Europa tomó nota, aunque con un problema. Los clubes están metidos en cascos urbanos consolidados, sin espacio para desplegar decenas de hectáreas. Así que verticalizaron. El Santiago Bernabéu, con una inversión acumulada de más de mil millones de euros, se rediseñó para diversificar ingresos más allá de los 90 minutos. Su césped retráctil y el hipogeo subterráneo permiten guardar el terreno de juego y dejar una plataforma lista para conciertos, ferias, NFL o baloncesto en cuestión de horas. El club presume de haber disparado sus ingresos operativos recurrentes hasta situarse entre las primeras entidades deportivas del mundo, con la explotación del estadio multiplicando lo que aportaba antes de la obra y la alianza a 20 años con Sixth Street y Legends como garantía de que el recinto no cierre nunca.
En Londres, el Tottenham Hotspur Stadium, levantado con 1.200 millones de libras, nació multiusos. Césped natural en tres secciones retráctiles que se esconden bajo la tribuna sur para revelar una plataforma sintética, sede oficial de la NFL en Europa y permiso municipal para pasar de 16 a 30 eventos grandes no futbolísticos al año. Beyoncé, Lady Gaga, Travis Scott, Jay-Z, boxeo de peso pesado, rugby, un mirador turístico y hasta una pista de karts interna. La división no futbolística se ha convertido en una fuente de ingresos de peso para el club. Un colchón que, además, le protege frente a las normas de sostenibilidad de la UEFA y el PSR de la Premier. El fútbol financiando su libertad con la música de otros.

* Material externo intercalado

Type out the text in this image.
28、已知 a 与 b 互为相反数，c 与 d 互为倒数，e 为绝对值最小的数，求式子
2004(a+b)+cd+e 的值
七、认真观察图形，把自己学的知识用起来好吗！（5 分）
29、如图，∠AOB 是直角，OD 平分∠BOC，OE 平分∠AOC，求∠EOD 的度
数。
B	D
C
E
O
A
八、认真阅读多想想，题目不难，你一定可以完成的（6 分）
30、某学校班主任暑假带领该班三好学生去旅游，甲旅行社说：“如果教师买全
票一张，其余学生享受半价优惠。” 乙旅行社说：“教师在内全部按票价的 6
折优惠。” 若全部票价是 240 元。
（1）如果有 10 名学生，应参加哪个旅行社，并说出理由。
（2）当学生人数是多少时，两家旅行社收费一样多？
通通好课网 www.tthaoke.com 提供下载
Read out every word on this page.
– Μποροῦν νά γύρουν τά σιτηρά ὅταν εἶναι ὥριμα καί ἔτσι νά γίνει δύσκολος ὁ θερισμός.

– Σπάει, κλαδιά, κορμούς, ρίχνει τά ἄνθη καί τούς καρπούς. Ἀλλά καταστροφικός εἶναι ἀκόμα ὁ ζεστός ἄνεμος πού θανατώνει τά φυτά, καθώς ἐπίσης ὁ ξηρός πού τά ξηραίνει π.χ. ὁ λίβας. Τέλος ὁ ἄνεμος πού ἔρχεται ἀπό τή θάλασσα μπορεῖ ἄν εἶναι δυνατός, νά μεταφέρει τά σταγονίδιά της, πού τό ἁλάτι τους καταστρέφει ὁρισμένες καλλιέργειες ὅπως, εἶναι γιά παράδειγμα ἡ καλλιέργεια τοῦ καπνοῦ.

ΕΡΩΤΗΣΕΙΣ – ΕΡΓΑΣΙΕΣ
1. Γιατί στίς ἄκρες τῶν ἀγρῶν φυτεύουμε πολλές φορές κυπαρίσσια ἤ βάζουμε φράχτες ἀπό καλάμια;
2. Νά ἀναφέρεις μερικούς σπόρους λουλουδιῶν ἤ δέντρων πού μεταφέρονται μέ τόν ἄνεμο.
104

La objeción es honesta y conviene mirarla de frente. Todo este edificio se apoya en una premisa que no siempre se cumple, que la masa de aficionados sin entrada acuda de verdad al entorno y gaste. La atmósfera se puede monetizar mientras haya atmósfera. Un distrito de oficinas Clase A y arrendamientos a largo plazo aguanta un mal año deportivo, cierto, pero también depende de un ciclo inmobiliario que no perdona. Y la conversión del espectador en punto de datos, con transacciones cashless que rastrean gasto, movilidad y preferencias en tiempo real, abre un debate que nadie en la industria tiene prisa por resolver. El aficionado paga con dinero y con información, y solo una de las dos monedas aparece en el ticket.
Lo que 2026 confirma es que el marcador ha dejado de decidir la salud financiera de una entidad. La caja llega igual si el equipo cae en octavos o levanta la copa, porque las oficinas siguen alquiladas y los conciertos programados. El próximo club campeón del mundo del dinero puede que no gane nunca un partido.